Tennessee is dangerously close to enacting a law that would gut science education in public schools. The "Monkey Bill" sailed through the Legislature and is now on Gov. Bill Haslam's desk awaiting his review. The bill is adapted from a template offered by the conservative, Seattle-based Discovery Institute, which promotes intelligent design. As a force for moderation, Haslam should veto this legislation.

Under the pretext of fostering critical thinking, this legislation states that teachers must be allowed to discuss "weaknesses" in scientific theories such as evolution and other scientific subjects that "cause debate and disputation" — calling their validity into question.

No one doubts the value of critical thinking to any serious course of scientific study, but this legislation seeks to subvert scientific principle to religious ideology by granting legal cover to teachers who wish to dress up religious beliefs on the origin of life as pseudo-science. Terms such as "strengths and weaknesses" and "critical thinking" are frequently used by those seeking to introduce nonscientific ideas such as creationism and intelligent design into the science curriculum.

Prestigious scientific and educational organizations, including the American Association for the Advancement of Science, the American Institute of Biological Sciences, the National Earth Science Teachers Association and the Tennessee Science Teachers Association, agree that there is no scientific controversy regarding the theory of evolution, only a political controversy that does not belong in the science classroom.

Tennessee has long been involved in a struggle about teaching science and religion in public schools.

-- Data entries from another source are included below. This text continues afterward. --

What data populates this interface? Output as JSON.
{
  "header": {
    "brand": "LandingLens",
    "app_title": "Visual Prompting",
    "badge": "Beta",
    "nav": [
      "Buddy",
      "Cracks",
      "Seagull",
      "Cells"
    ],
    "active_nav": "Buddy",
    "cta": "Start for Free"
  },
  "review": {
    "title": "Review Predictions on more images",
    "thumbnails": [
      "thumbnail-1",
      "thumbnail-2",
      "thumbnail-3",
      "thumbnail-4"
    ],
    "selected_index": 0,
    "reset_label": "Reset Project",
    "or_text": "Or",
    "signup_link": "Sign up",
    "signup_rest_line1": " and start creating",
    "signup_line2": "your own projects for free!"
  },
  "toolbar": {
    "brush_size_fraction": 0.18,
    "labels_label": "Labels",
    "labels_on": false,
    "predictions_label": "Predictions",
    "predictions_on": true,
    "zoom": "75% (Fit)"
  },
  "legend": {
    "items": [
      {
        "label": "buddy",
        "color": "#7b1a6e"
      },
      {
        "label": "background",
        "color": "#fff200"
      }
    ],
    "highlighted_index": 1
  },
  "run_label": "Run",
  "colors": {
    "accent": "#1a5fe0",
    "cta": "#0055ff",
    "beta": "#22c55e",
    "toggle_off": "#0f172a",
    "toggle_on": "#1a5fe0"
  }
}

Eighty-seven years ago, on March 13, 1925, the Tennessee General Assembly passed the Butler Act, making it unlawful to teach evolution. In the well-known "Scopes Monkey Trial" that followed, American Civil Liberties Union volunteer attorney Clarence Darrow represented high school teacher John Scopes when he violated the Butler Act. The anti-evolutionists won and the Butler Act remained in place until repealed in 1967.

Six years later, the state Legislature passed a statute barring public school use of any textbook teaching the theory of evolution unless it was "not represented to be scientific fact'' and equal time was devoted to creationism. The U.S. Court of Appeals for the 6th Circuit flatly rejected the law, holding that it was "obviously in violation of the First Amendment." Since then, federal courts have been clear that efforts to inject religious beliefs regarding the origin of life into public school science curricula are unconstitutional no matter what form they may take.

By allowing teachers to deviate from the established science curriculum, we take the risk that our students will be unprepared for advanced college work and at a disadvantage in our increasingly global economy. Tennessee may also be less appealing to employers offering science-based jobs. This bill could have serious consequences for the future well-being of our children and our economy and our state overall.

This legislation is the latest line of attack against evolution in a long-standing campaign waged by certain religious interests to promote creationism and intelligent design in Tennessee public schools. As the Supreme Court has stated, families "entrust public schools with the education of their children, but condition their trust on the understanding that the classroom will not purposely be used to advance religious views that may conflict with the private beliefs of the student and his or her family." This legislation represents a betrayal of that trust and, accordingly, Haslam must veto it.

Hedy Weinberg is executive director of the American Civil Liberties Union of Tennessee.

This op-ed appeared in the Knoxville News-Sentinel on April 5, 2012.